In Deep Space, Astronauts Will Use Celestial Navigation Like Columbus and Drake

Just because we're building the technology for space travel doesn't mean we won't get lost.

by Neel V. Patel
Helen Klus

Automated or not, today’s planes, boats, and automobiles are deeply dependent on satellite-based systems, like GPS, to get around. This system makes a great deal of sense for Earthly movement: Triangulation makes it possible for any given three satellites to pinpoint a location on the ground with impressive speed and accuracy. Because this technology has been so universally adopted, it’s easy to think of navigation as a problem mankind has already solved. This is true-ish on Earth and definitively false in space, where GPS definitely doesn’t work. So, how exactly will we steer ships toward specific destinations in deep space? Let’s just say we’re going to steal a page from Christopher Columbus’s book — the one about celestial navigation, not mass killing.

NASA has developed a variety of tools to allow it to orient its probes and understand their location in relation to the Earth and other space landmarks. The New Horizons spacecraft, for example, relies on the agency’s Deep Space Network, the world’s largest and most sensitive telecommunications system. The DSN is basically a series of three facilities in California, Spain, and Australia. Each facility has giant radio antennas that facilitate communications across extremely large distances in outer space. Combined, they allow tools like New Horizons to stay in touch with ground control even at a distance of 1.4 million miles from Earth, well into the Kuiper Belt.

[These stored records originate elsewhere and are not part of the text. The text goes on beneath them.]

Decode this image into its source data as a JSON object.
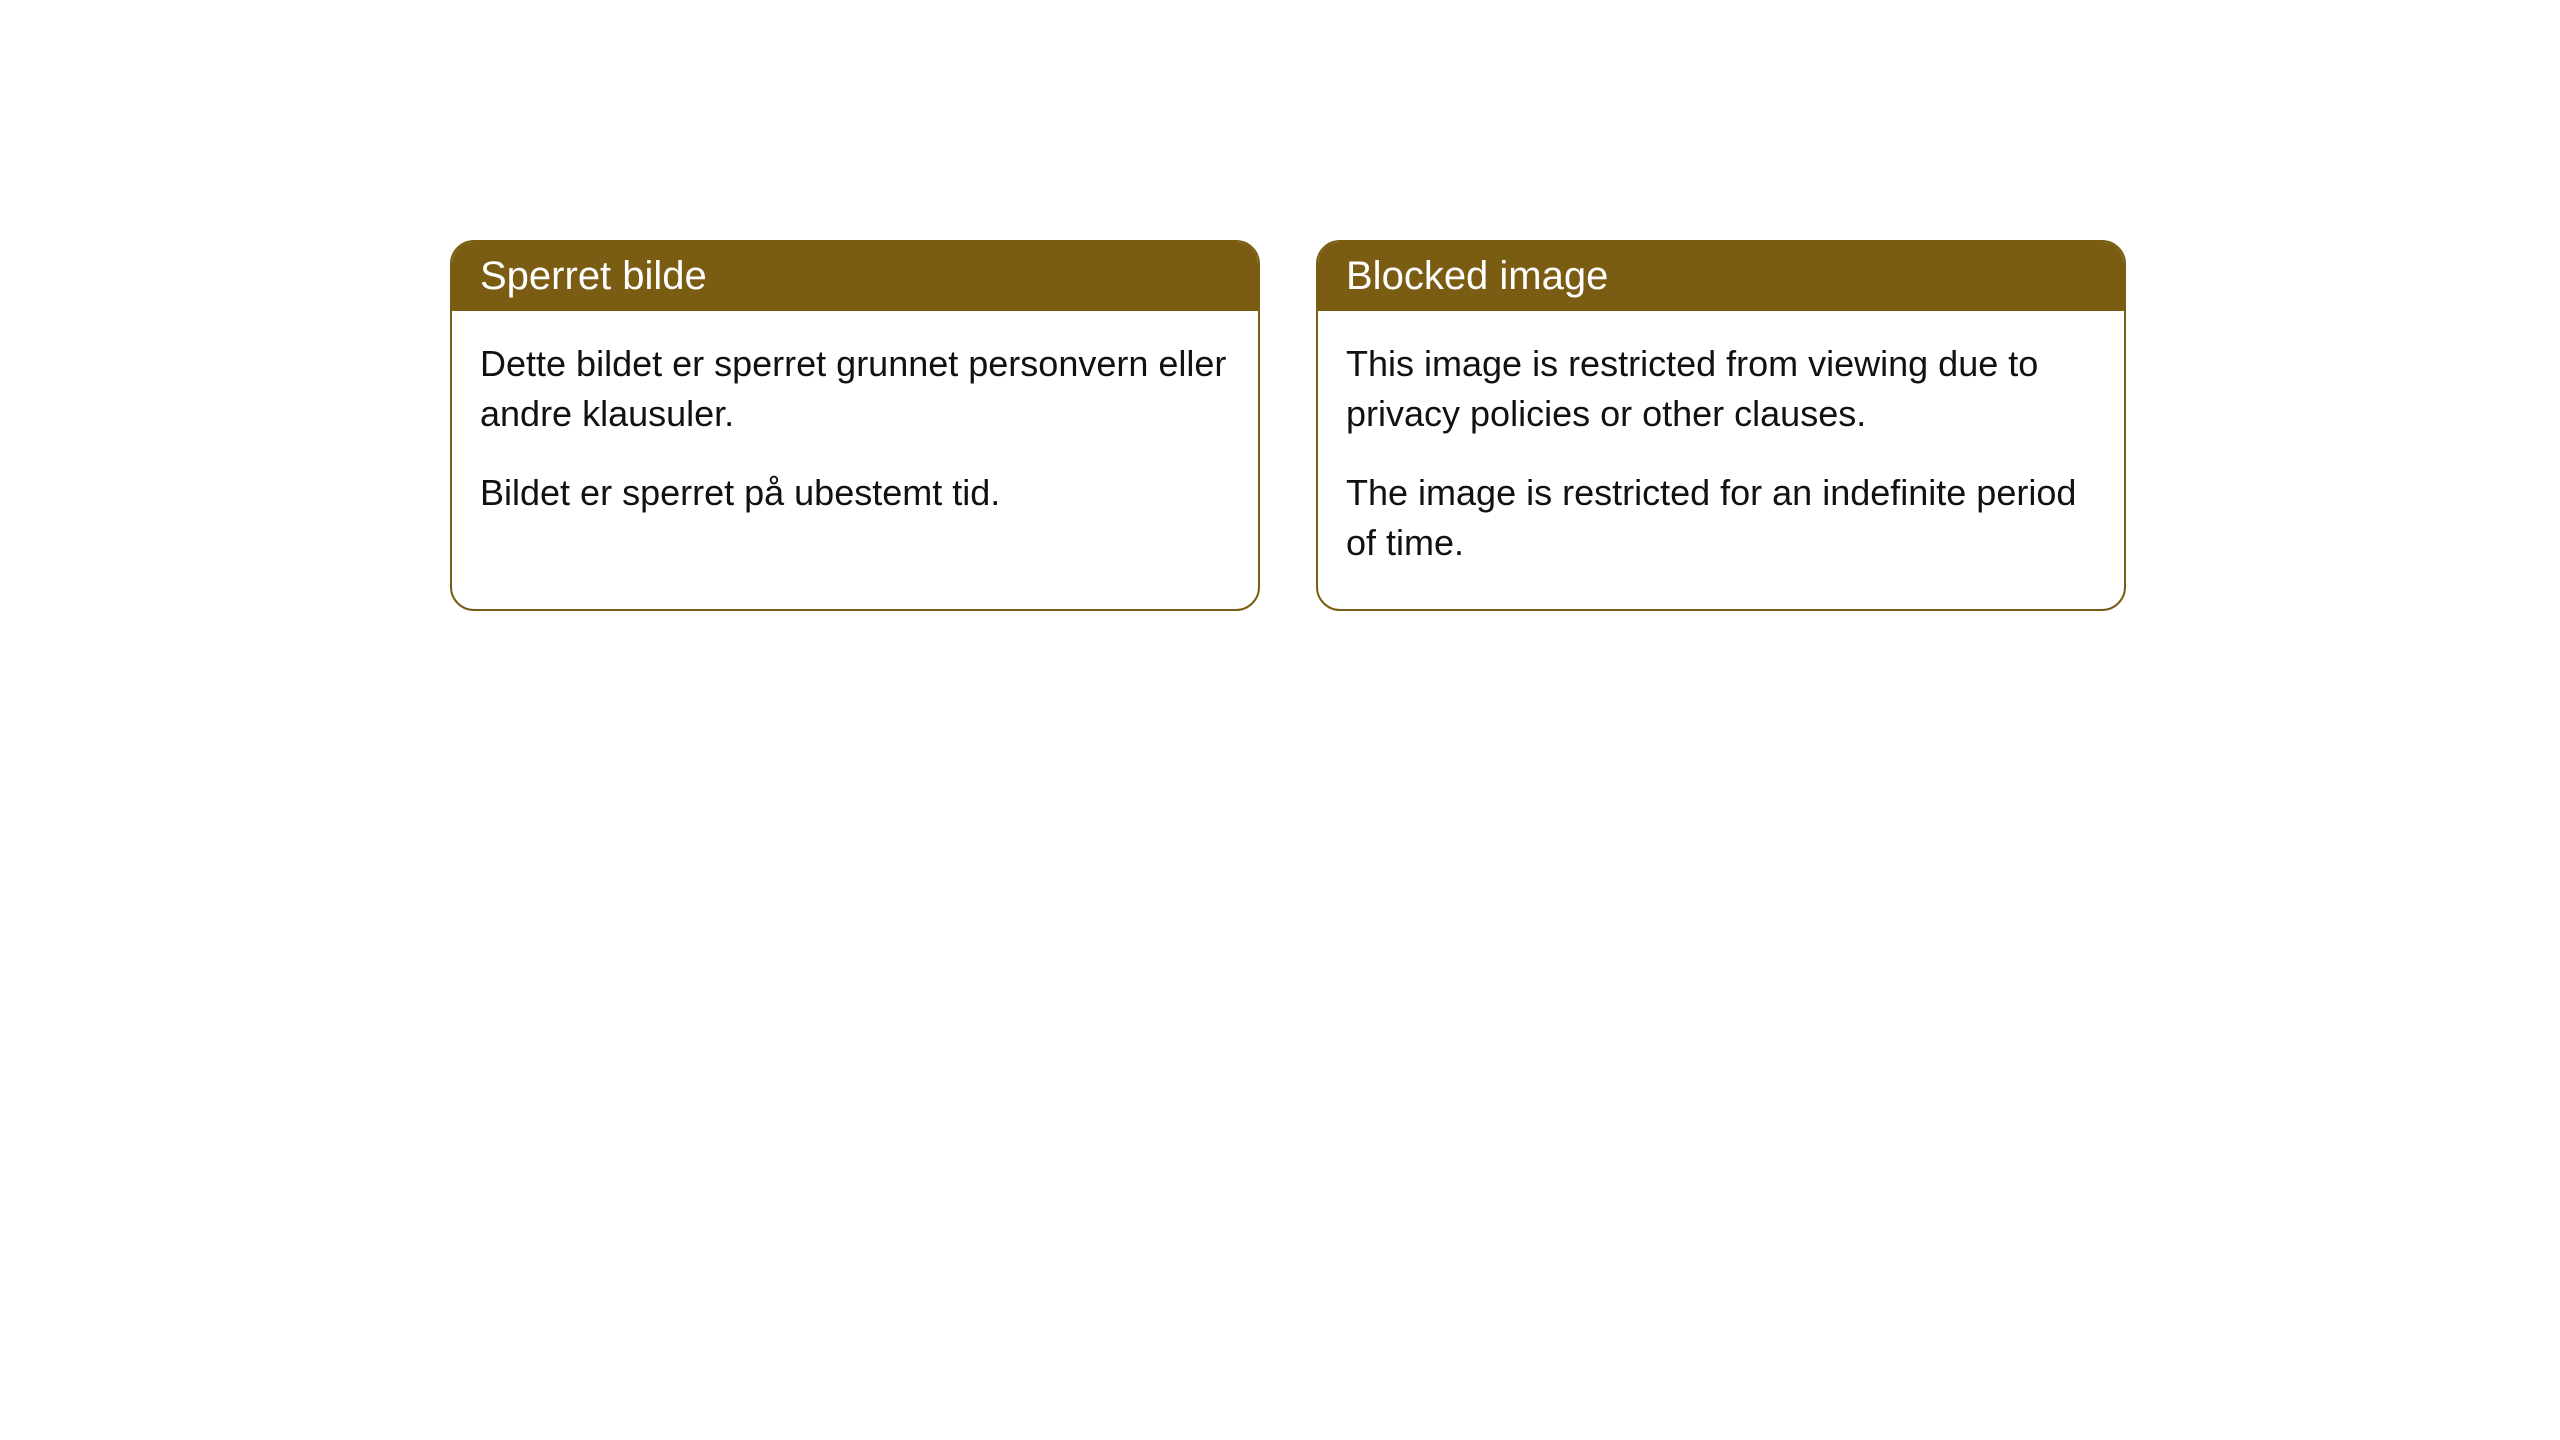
{
  "cards": [
    {
      "title": "Sperret bilde",
      "paragraph1": "Dette bildet er sperret grunnet personvern eller andre klausuler.",
      "paragraph2": "Bildet er sperret på ubestemt tid."
    },
    {
      "title": "Blocked image",
      "paragraph1": "This image is restricted from viewing due to privacy policies or other clauses.",
      "paragraph2": "The image is restricted for an indefinite period of time."
    }
  ],
  "styling": {
    "header_background_color": "#7a5c12",
    "header_text_color": "#ffffff",
    "card_border_color": "#7a5c12",
    "card_background_color": "#ffffff",
    "body_text_color": "#111111",
    "body_background_color": "#ffffff",
    "border_radius": 24,
    "title_fontsize": 40,
    "body_fontsize": 36
  }
}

But there’s a catch. As we go further, radio signals will become impossible to detect and fly-by-wire won’t work. The question, as we start to explore other star systems within the galaxy, will become how to steer ships disconnected from the Earth. Even if we can relay signals effectively, there is always the possibility — likelihood really — of a systems outage. How would deep space astronauts or robots be able to orientate without an Earthly connection?

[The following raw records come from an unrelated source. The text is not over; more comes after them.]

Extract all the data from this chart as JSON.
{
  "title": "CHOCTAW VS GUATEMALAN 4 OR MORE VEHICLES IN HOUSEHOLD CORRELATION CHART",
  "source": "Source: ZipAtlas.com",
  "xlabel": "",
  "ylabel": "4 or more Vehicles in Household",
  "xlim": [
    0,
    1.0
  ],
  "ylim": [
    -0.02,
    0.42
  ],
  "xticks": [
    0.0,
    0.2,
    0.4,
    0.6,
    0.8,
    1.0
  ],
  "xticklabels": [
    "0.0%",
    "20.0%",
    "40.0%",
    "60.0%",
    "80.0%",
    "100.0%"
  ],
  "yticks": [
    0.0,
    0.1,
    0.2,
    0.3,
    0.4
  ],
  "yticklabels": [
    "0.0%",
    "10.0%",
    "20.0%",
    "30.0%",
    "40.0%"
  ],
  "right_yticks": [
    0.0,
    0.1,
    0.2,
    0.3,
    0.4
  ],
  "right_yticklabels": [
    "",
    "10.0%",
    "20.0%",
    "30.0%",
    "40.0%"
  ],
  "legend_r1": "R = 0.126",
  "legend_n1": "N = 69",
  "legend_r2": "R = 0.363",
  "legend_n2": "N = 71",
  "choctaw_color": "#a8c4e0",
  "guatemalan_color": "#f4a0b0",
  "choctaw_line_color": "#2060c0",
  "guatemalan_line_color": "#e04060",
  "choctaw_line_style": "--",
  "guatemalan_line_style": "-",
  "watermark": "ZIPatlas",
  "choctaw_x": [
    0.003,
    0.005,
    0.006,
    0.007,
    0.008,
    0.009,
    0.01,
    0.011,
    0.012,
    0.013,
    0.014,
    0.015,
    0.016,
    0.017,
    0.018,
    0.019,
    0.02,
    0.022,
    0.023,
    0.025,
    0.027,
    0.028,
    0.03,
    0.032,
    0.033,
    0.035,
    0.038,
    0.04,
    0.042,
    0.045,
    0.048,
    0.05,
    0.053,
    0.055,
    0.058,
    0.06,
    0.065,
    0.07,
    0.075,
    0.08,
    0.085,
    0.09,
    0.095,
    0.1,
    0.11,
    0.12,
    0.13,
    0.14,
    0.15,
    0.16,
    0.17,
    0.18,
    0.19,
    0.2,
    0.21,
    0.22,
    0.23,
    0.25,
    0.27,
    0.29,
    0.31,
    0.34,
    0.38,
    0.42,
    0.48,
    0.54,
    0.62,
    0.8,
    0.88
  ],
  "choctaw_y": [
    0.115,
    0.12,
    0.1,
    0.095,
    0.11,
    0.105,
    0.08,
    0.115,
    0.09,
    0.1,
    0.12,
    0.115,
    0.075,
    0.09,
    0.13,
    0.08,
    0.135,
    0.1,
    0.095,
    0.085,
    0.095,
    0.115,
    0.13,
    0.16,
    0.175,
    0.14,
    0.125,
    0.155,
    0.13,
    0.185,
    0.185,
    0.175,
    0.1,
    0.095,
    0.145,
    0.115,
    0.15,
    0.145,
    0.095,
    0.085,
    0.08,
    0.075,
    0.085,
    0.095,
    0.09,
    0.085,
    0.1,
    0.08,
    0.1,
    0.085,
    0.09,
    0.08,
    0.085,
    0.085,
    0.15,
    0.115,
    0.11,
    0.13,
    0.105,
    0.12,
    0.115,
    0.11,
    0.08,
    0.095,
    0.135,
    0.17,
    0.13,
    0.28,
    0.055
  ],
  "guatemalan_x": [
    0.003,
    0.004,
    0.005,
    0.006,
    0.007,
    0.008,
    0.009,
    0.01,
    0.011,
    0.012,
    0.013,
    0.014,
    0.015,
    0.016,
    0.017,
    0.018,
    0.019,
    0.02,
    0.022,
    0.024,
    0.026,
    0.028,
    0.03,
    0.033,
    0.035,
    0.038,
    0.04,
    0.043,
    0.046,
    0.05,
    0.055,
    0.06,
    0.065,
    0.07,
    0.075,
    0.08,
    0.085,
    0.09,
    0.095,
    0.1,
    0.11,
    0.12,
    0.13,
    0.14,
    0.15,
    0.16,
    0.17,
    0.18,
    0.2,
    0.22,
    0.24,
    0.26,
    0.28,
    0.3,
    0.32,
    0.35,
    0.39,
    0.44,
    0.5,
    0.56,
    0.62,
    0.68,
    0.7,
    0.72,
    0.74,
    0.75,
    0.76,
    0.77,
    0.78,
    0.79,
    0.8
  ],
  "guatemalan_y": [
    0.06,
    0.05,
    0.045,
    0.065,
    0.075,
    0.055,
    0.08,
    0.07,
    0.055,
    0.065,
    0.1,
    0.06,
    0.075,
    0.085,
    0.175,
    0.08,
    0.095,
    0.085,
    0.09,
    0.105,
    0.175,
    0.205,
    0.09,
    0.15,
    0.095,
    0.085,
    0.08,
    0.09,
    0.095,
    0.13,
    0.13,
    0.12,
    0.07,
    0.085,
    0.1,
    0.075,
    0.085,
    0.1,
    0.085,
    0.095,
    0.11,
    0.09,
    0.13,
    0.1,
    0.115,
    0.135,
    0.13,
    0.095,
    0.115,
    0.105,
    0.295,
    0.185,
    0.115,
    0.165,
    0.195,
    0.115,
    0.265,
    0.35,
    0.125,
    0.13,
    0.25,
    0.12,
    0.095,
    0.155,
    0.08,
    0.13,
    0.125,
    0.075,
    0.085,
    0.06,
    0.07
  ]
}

They’d have to look out the window.

The same way ancient mariners used constellations to determine their direction, future astronauts traveling to unknown worlds will use the location of certain stars in outer space as bearings for where they are. In some instances, this will actually be easier: Humans headed to a specific world orbiting a specific star will have a natural reference point. But it won’t always be that easy and it’s never a fantastic idea to orientate around just one point, because your relationship with that point tells you little about your location in space. This is why scientists say deep space explorers are going to need a better system. The best idea they’ve come up with? Using pulsars as signal buoys.

Pulsars are neutron stars that rotate and emit beams of radiation at various speeds. They pulsate so regularly that each one acts almost like a clock on their own millisecond-scale pace. So the idea is to create an deep space GPS-type system by tracking the location of different pulsars based on their different pulse rates, and draft up a navigation system where telescopes on a spacecraft can measure the pulsing rates of these bodies, and use a special software to allow a spacecraft to know exactly where it is in space.

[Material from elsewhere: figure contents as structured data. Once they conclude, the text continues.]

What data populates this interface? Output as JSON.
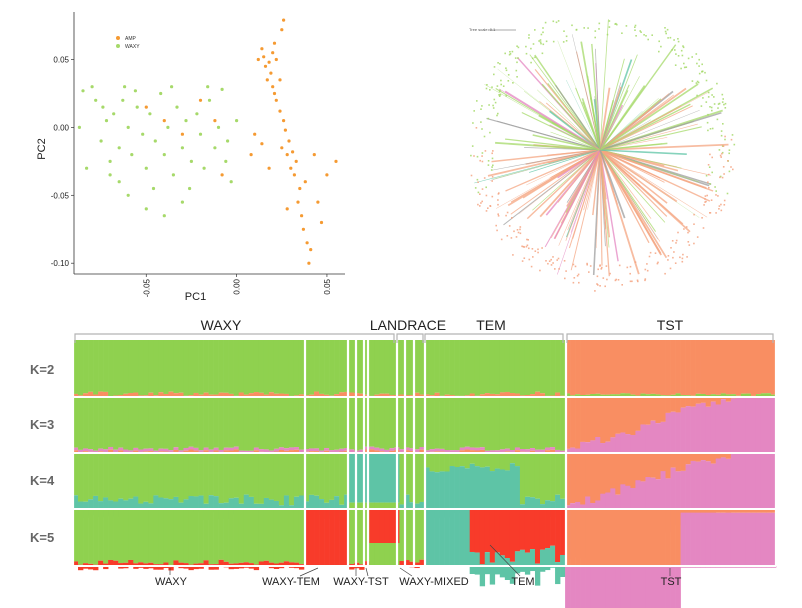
{
  "colors": {
    "amp": "#f59a32",
    "waxy": "#a6d96a",
    "green": "#8fd14f",
    "orange": "#f98e62",
    "pink": "#e487c2",
    "teal": "#5ec4a6",
    "red": "#f83b2a",
    "bracket": "#b4b4b4",
    "axis": "#333333"
  },
  "chart_data": [
    {
      "type": "scatter",
      "xlabel": "PC1",
      "ylabel": "PC2",
      "xlim": [
        -0.09,
        0.06
      ],
      "ylim": [
        -0.105,
        0.085
      ],
      "xticks": [
        -0.05,
        0.0,
        0.05
      ],
      "xtick_labels": [
        "-0.05",
        "0.00",
        "0.05"
      ],
      "yticks": [
        0.05,
        0.0,
        -0.05,
        -0.1
      ],
      "ytick_labels": [
        "0.05",
        "0.00",
        "-0.05",
        "-0.10"
      ],
      "legend_position": "top-left",
      "series": [
        {
          "name": "AMP",
          "color": "#f59a32",
          "points": [
            [
              0.015,
              0.052
            ],
            [
              0.018,
              0.048
            ],
            [
              0.012,
              0.05
            ],
            [
              0.02,
              0.055
            ],
            [
              0.016,
              0.045
            ],
            [
              0.022,
              0.05
            ],
            [
              0.014,
              0.058
            ],
            [
              0.019,
              0.04
            ],
            [
              0.021,
              0.062
            ],
            [
              0.017,
              0.035
            ],
            [
              0.025,
              0.072
            ],
            [
              0.026,
              0.079
            ],
            [
              0.02,
              0.03
            ],
            [
              0.022,
              0.02
            ],
            [
              0.024,
              0.012
            ],
            [
              0.026,
              0.005
            ],
            [
              0.027,
              -0.002
            ],
            [
              0.029,
              -0.01
            ],
            [
              0.031,
              -0.018
            ],
            [
              0.033,
              -0.025
            ],
            [
              0.032,
              -0.035
            ],
            [
              0.035,
              -0.045
            ],
            [
              0.034,
              -0.055
            ],
            [
              0.036,
              -0.065
            ],
            [
              0.037,
              -0.075
            ],
            [
              0.039,
              -0.085
            ],
            [
              0.041,
              -0.09
            ],
            [
              0.04,
              -0.1
            ],
            [
              0.028,
              -0.02
            ],
            [
              0.03,
              -0.03
            ],
            [
              0.025,
              -0.015
            ],
            [
              0.038,
              -0.04
            ],
            [
              0.043,
              -0.02
            ],
            [
              0.045,
              -0.055
            ],
            [
              0.05,
              -0.035
            ],
            [
              0.055,
              -0.025
            ],
            [
              0.047,
              -0.07
            ],
            [
              0.024,
              0.035
            ],
            [
              0.021,
              0.025
            ],
            [
              0.014,
              -0.012
            ],
            [
              0.008,
              -0.02
            ],
            [
              0.01,
              -0.005
            ],
            [
              -0.03,
              -0.005
            ],
            [
              -0.02,
              0.02
            ],
            [
              -0.05,
              0.015
            ],
            [
              -0.04,
              0.005
            ],
            [
              -0.008,
              -0.035
            ],
            [
              -0.012,
              0.005
            ],
            [
              0.018,
              -0.03
            ],
            [
              0.028,
              -0.06
            ]
          ]
        },
        {
          "name": "WAXY",
          "color": "#a6d96a",
          "points": [
            [
              -0.085,
              0.027
            ],
            [
              -0.08,
              0.03
            ],
            [
              -0.078,
              0.02
            ],
            [
              -0.075,
              -0.01
            ],
            [
              -0.072,
              0.005
            ],
            [
              -0.07,
              -0.025
            ],
            [
              -0.068,
              0.01
            ],
            [
              -0.065,
              -0.015
            ],
            [
              -0.063,
              0.02
            ],
            [
              -0.06,
              0.0
            ],
            [
              -0.058,
              -0.02
            ],
            [
              -0.055,
              0.015
            ],
            [
              -0.052,
              -0.005
            ],
            [
              -0.05,
              -0.03
            ],
            [
              -0.048,
              0.01
            ],
            [
              -0.045,
              -0.01
            ],
            [
              -0.042,
              0.025
            ],
            [
              -0.04,
              -0.02
            ],
            [
              -0.038,
              0.0
            ],
            [
              -0.035,
              -0.035
            ],
            [
              -0.033,
              0.015
            ],
            [
              -0.03,
              -0.015
            ],
            [
              -0.028,
              0.005
            ],
            [
              -0.025,
              -0.025
            ],
            [
              -0.022,
              0.01
            ],
            [
              -0.02,
              -0.005
            ],
            [
              -0.018,
              -0.03
            ],
            [
              -0.015,
              0.02
            ],
            [
              -0.012,
              -0.015
            ],
            [
              -0.01,
              0.0
            ],
            [
              -0.008,
              0.028
            ],
            [
              -0.005,
              -0.01
            ],
            [
              -0.003,
              -0.04
            ],
            [
              0.0,
              0.005
            ],
            [
              -0.06,
              -0.05
            ],
            [
              -0.05,
              -0.06
            ],
            [
              -0.04,
              -0.065
            ],
            [
              -0.03,
              -0.055
            ],
            [
              -0.065,
              -0.04
            ],
            [
              -0.083,
              -0.03
            ],
            [
              -0.087,
              0.0
            ],
            [
              -0.074,
              0.015
            ],
            [
              -0.056,
              0.027
            ],
            [
              -0.046,
              -0.045
            ],
            [
              -0.036,
              0.03
            ],
            [
              -0.026,
              -0.045
            ],
            [
              -0.016,
              0.03
            ],
            [
              -0.006,
              -0.025
            ],
            [
              -0.07,
              -0.035
            ],
            [
              -0.062,
              0.03
            ]
          ]
        }
      ]
    },
    {
      "type": "other",
      "subtype": "radial-tree",
      "legend_text": "Tree scale: 0.1",
      "clade_colors": [
        "#a6d96a",
        "#f4a582",
        "#e487c2",
        "#5ec4a6",
        "#9e9e9e"
      ]
    },
    {
      "type": "area",
      "subtype": "admixture-structure",
      "k_values": [
        "K=2",
        "K=3",
        "K=4",
        "K=5"
      ],
      "group_labels": [
        "WAXY",
        "LANDRACE",
        "TEM",
        "TST"
      ],
      "sub_labels": [
        "WAXY",
        "WAXY-TEM",
        "WAXY-TST",
        "WAXY-MIXED",
        "TEM",
        "TST"
      ],
      "components": [
        "green",
        "orange",
        "pink",
        "teal",
        "red"
      ],
      "panels": [
        {
          "k": "K=2",
          "segments": [
            [
              "green",
              0.62,
              "orange",
              0.38
            ]
          ]
        },
        {
          "k": "K=3",
          "segments": [
            [
              "green",
              0.62,
              "orange",
              0.2,
              "pink",
              0.18
            ]
          ]
        },
        {
          "k": "K=4",
          "segments": [
            [
              "green",
              0.5,
              "teal",
              0.12,
              "orange",
              0.2,
              "pink",
              0.18
            ]
          ]
        },
        {
          "k": "K=5",
          "segments": [
            [
              "green",
              0.36,
              "red",
              0.1,
              "teal",
              0.08,
              "orange",
              0.26,
              "pink",
              0.2
            ]
          ]
        }
      ]
    }
  ]
}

The idea, in short, is to navigate by and through the stars by assuming a fixed relationship between them or consistently calculating variability.

It’s also important to note that you want to have a reference point for where you began. And in the future, Earth will be that reference. Unfortunately, Earth is not a bright ball of energy capable of emitting light across interstellar distances. So we have to look towards other properties to measure that would make Earth easy to follow. One idea that has some traction is to augment magnetometer technology to a point where a distant spacecraft can “find” Earth through its magnetic field.

Overall, the lessons of navigating large waters using the stars is going to play a revived role in interstellar space travel. I think it’s safe to say there’s something wonderfully romantic about that notion.